L’ approccio verista è ben visibile dalla cura dei particolari, dagli abiti dei lavoratori, dalla caratterizzazione precisa dei loro diversi atteggiamenti, dalle loro espressioni e dalla gestualità del corpo, che è molto eloquente. Trasmette la loro fierezza, la loro determinazione e la volontà di rivendicare i propri diritti.
La folla procede in modo composto e non violento, in quanto Pellizza ha voluto rappresentare un’avanzata lenta, sicura ed inarrestabile che simboleggiasse la progressiva affermazione del proletariato come nuova classe sociale.
Procedono fiduciosi verso un futuro più luminoso, guidati da tre persone, dipinte in primo piano, che interpretano simbolicamente lo snodarsi della vita: un uomo in piena forza, al centro, è affiancato ed incoraggiato, a sinistra, da un lavoratore più anziano ed a destra da una donna con un bambino in braccio, simbolo della rinascita e di una società più giusta.
In particolare attirano l’attenzione il passo deciso, con i piedi nudi, la gestualità, la postura e soprattutto la dignità della donna. Non può passare inosservata la lungimiranza dell’artista, che, pur vivendo in una società in cui la donna non aveva neppure il diritto di voto, ne ha celebrato le potenzialità ed il ruolo di guida.
I toni “divisi”, le pennellate filamentose di colori puri, accostate o sovrapposte, aumentano la luminosità ed esaltano la plasticità dei singoli corpi.
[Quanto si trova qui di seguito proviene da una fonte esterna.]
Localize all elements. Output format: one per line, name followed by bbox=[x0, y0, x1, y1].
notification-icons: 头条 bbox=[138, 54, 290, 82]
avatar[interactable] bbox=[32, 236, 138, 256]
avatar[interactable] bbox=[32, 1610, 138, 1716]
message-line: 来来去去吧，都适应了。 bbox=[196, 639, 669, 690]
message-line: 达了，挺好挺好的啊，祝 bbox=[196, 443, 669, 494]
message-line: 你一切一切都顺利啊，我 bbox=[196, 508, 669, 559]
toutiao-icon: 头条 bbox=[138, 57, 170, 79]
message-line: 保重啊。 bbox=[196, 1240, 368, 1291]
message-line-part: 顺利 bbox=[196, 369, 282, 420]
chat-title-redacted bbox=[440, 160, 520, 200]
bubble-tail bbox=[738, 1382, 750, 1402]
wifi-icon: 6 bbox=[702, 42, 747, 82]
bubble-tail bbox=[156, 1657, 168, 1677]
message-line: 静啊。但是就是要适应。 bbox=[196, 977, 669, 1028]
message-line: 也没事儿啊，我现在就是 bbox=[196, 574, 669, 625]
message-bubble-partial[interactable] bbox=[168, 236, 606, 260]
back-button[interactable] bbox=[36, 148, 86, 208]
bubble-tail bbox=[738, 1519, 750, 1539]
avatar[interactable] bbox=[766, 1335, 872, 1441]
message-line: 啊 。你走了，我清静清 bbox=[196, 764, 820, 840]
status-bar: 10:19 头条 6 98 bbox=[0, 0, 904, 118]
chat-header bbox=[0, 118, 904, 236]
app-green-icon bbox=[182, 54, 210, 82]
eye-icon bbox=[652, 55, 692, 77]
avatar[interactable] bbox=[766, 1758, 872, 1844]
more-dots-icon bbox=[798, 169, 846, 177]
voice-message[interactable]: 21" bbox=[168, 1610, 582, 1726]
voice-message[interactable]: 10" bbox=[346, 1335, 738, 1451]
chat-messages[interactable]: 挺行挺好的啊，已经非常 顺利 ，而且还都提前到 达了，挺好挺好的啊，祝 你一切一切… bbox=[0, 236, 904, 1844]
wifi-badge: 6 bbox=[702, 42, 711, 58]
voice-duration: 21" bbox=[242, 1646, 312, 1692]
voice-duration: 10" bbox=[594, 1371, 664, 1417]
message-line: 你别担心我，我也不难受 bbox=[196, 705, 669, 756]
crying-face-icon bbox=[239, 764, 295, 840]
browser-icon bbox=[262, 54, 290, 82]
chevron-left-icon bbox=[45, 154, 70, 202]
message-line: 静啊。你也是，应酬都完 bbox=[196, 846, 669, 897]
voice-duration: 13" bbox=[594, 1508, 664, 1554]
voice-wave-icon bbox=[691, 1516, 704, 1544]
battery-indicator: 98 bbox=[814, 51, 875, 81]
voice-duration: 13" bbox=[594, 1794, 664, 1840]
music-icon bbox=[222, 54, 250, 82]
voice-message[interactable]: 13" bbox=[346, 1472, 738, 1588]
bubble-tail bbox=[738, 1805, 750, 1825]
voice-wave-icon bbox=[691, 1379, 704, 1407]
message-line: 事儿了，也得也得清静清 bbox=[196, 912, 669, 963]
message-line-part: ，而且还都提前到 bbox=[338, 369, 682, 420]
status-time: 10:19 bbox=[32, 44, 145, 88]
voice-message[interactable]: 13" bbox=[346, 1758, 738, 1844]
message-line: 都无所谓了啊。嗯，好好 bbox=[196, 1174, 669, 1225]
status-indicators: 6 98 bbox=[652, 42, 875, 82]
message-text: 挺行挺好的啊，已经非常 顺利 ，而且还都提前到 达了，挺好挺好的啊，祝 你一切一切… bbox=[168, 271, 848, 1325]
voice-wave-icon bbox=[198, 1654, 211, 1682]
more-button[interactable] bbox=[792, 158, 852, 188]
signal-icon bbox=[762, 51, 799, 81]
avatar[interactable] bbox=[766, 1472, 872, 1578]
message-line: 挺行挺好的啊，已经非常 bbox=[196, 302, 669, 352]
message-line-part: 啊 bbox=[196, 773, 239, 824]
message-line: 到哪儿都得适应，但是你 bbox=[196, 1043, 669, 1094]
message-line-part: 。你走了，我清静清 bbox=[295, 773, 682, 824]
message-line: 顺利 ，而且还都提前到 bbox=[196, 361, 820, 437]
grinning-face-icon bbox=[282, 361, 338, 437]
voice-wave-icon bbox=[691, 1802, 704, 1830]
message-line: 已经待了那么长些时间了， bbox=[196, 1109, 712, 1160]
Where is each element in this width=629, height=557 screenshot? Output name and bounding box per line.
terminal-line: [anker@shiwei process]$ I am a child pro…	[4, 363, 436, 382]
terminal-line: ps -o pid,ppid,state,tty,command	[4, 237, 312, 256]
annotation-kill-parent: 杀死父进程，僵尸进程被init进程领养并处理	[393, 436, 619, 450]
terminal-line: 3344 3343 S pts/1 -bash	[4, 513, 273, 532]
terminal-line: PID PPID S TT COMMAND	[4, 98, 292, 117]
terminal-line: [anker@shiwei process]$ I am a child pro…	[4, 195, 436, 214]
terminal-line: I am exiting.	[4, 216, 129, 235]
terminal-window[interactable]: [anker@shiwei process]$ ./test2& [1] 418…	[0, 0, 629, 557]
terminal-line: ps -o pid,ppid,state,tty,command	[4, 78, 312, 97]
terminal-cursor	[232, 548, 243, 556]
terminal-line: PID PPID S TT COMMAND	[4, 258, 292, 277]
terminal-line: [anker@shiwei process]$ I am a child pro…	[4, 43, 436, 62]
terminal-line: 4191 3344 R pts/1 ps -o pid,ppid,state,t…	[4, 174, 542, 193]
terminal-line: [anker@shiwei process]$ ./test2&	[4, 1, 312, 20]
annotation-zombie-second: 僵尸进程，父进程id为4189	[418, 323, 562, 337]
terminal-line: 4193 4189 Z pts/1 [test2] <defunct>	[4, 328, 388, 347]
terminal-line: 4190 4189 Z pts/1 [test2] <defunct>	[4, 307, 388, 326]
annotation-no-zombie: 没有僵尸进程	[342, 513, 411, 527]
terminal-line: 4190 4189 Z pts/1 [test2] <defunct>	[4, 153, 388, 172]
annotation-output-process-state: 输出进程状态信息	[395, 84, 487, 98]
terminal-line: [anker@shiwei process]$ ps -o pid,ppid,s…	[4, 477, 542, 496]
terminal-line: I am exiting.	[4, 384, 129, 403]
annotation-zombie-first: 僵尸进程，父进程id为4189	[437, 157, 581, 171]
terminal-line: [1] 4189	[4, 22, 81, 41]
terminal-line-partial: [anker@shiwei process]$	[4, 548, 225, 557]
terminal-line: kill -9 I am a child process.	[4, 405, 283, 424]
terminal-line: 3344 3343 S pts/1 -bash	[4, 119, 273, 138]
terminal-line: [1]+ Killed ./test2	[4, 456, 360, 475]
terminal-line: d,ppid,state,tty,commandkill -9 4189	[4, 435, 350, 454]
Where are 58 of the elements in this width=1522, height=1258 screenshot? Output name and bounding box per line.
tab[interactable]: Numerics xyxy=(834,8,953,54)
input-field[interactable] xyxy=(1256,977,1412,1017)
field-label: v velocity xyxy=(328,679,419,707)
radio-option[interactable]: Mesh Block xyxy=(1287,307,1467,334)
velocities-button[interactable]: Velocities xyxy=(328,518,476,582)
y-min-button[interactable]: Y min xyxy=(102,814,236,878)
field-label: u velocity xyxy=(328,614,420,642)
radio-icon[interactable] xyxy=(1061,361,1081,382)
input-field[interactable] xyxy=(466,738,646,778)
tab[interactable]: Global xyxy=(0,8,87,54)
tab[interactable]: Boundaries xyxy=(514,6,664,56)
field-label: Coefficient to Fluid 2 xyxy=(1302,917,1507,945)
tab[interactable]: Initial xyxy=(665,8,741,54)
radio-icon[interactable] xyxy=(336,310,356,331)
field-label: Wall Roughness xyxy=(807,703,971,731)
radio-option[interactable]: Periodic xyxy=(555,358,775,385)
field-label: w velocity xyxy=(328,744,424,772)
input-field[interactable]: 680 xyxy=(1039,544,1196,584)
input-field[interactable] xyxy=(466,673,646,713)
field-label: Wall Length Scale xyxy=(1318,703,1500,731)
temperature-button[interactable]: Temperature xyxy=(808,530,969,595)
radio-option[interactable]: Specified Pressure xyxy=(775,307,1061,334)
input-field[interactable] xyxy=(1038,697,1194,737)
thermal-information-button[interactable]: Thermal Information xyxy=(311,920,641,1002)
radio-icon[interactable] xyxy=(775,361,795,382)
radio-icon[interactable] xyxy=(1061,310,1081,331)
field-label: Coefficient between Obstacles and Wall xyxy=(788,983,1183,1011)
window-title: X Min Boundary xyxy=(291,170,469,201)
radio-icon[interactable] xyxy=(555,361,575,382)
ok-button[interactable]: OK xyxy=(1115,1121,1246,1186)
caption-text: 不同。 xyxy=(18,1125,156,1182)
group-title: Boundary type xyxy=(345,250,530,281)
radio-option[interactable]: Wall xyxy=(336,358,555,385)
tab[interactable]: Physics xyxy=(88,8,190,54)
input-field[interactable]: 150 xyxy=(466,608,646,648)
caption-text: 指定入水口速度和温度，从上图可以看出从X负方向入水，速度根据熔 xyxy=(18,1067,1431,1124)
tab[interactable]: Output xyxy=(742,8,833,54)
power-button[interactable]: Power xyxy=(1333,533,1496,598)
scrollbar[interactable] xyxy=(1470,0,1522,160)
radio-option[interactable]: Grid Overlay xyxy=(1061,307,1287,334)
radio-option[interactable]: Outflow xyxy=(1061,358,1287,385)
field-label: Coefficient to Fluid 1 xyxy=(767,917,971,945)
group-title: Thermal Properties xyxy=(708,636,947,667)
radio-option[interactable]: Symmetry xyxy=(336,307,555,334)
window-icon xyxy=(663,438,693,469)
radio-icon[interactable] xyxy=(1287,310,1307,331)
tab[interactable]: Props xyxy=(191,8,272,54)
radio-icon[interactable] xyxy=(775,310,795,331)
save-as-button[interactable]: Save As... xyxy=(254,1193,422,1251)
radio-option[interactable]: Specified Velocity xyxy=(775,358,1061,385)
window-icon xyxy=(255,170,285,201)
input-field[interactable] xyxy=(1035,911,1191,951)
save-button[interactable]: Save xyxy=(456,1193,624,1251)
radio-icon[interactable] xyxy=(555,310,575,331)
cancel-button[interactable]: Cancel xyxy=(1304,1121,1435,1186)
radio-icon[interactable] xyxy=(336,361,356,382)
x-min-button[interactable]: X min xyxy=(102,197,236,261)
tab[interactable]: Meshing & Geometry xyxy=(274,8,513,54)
“Il sole” o “Il sole nascente”
Nell’ultimo periodo della sua breve vita Pellizza ha abbandonato i temi sociali per la rappresentazione naturalistica. Ne è un esempio Il sole, noto anche come Il sole nascente, dipinto nel 1904, che raffigura la luce dell’alba che si irradia nel cielo e sul paesaggio sottostante.
La scena riflette l’abbagliamento della vista di chi osserva la luce del sole. Così il paesaggio viene oscurato dal bagliore che si sprigiona dalla zona chiarissima dove nasce il sole, lasciando trapelare solo le forme della vegetazione e dei casolari in lontananza.
Dalla sfera solare si genera un’esplosione cromatica, resa sapientemente dall’accostamento di filamenti di colore puro, che rende la scena quasi astratta.
Anche in quest’opera Pellizza riprende il simbolismo della rinascita attraverso la rappresentazione dell’uscita dalle tenebre verso la luce, facendo del sole nascente e dell’alba di un nuovo giorno l’alba di una nuova vita.